An innocent Disney princess Marie is not. Like the anime that came before, this version succeeds at the tricky balance between humanizing Marie’s entrapment and not condoning her opulent bubble that siphons the commoners—despite her interpersonal kindness in her court (Shipman carves out Marie’s path from demureness to a haughty queen of “divine right”). Eventually, Oscar directs her sympathy to the commoners, during which she realizes her class-defying mutual love for her servant-cum-friend André (voiced by Toshiyuki Toyonaga in Japanese, and Brandon McInnis in English). Later, Oscar repeats Marie’s reach out to the sun in the open air when she rallies the commoner French Army into a revolution, tying her pursuit of love with an act of liberation and abolishment of the Ancien régime.
But in the movie’s aims for a tight coming-of-age trajectory for its protagonist Oscar, the movie also strips itself of political-class multifacets. Meaty political context with the cause-and-effect of Versailles’ extravagant spending is reduced to documentary-style narrated interludes that dull the narrative transition into commoner impoverishment.
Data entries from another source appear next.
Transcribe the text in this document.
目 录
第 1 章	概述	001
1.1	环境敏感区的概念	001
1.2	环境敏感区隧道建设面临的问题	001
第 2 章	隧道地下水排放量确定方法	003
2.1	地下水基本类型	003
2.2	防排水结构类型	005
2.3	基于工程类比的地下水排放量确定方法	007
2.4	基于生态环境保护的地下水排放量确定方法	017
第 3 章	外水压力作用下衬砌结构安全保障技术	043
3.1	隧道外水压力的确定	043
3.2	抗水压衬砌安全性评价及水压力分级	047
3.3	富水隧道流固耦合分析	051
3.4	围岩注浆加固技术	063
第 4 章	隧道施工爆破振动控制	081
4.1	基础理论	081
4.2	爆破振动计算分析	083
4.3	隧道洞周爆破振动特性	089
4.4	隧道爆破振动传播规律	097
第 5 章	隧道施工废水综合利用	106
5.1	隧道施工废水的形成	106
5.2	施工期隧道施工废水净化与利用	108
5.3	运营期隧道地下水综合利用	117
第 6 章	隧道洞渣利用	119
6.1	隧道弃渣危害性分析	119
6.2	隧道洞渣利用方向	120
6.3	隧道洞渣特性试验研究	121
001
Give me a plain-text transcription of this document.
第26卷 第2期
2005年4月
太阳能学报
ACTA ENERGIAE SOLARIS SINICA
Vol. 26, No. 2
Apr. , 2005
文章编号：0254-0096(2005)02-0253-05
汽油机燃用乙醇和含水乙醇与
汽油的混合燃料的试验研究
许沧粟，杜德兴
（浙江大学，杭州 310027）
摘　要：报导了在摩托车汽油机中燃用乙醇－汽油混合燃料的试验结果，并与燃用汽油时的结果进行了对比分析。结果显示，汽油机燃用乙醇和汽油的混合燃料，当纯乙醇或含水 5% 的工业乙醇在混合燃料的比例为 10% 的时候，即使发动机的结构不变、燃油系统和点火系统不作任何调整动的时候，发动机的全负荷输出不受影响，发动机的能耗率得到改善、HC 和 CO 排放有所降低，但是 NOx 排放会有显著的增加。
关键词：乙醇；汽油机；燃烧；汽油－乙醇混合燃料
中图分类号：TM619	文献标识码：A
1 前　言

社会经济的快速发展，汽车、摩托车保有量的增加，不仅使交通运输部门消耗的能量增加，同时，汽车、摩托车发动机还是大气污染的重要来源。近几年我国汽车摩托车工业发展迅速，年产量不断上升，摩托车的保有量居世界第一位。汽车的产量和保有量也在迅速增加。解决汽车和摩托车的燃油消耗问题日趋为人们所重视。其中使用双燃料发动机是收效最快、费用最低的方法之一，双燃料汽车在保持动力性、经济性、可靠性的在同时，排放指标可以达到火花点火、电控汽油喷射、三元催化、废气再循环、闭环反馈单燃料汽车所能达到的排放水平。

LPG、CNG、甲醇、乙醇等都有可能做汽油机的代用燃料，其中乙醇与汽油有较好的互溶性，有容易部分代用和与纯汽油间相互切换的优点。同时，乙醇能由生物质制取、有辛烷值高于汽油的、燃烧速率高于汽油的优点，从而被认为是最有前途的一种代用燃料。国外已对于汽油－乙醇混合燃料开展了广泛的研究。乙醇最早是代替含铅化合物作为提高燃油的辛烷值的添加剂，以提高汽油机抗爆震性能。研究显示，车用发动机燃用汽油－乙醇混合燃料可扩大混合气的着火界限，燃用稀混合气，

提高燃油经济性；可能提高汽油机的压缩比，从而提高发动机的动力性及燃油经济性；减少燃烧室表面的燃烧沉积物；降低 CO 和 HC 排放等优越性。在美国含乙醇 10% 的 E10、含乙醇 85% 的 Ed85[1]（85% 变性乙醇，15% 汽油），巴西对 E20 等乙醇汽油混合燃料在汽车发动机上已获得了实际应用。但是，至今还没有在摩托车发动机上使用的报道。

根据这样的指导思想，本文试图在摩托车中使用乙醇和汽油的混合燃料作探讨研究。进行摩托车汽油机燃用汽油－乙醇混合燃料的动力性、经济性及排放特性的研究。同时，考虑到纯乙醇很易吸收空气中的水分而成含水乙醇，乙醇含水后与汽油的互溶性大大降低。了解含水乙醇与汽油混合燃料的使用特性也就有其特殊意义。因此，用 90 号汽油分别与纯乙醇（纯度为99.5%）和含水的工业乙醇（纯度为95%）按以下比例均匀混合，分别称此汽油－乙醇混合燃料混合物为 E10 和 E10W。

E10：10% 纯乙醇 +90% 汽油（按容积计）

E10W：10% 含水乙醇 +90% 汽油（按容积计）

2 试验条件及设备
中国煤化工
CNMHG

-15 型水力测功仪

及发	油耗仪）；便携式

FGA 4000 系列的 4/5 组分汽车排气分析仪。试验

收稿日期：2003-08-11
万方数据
Among the critical cuts is Rosalie, a commoner with a fleeting speaking scene in the movie, who was once a supporting character with an unrequited romantic love for Oscar. This not only disengages from queer nuances, but it also erases a commoner woman’s point of view that enriched both the manga and its anime adaptation (even Demy’s film subplots Rosalie). In the movie, a commoner mouthpiece falls on journalist Bernard Châtelet (voiced by Miyu Irino in Japanese, and Alejandro Saab in English), supplied with a crowd-rousing “Do You Hear The People Sing?” but he’s barely given time to percolate as a presence. The French Army, led by yet another undercooked player, Alain (voiced by Shunsuke Takeuchi in Japanese, and Talan Warburton in English), remains the film’s most vocal lower-class perspective—who exist for a nuanced dynamic in which they underestimate Oscar on the basis of gender, while holding her class privilege to account. However, the film ultimately frames a “good noble” like Oscar as their savior and preacher rather than collaborator.
The screenplay also downplays its most prominent commoner, André, and his agency in his revolutionary consciousness, while the 1979 anime fleshed out his interest in “the new era.” Although Demy’s film has been a much reviled adaptation, one of its worthwhile experimentations was to heighten André’s bitterness over class stratification.
While previous Rose of Versailles adaptations were willing to reimagine and reorganize the revolution within Ikeda’s classic story, Yoshimura’s florid panache of The Rose of Versailles blooms as the most visually polished on-screen adaptation to date, but this abridged telling is missing pieces in the puzzle.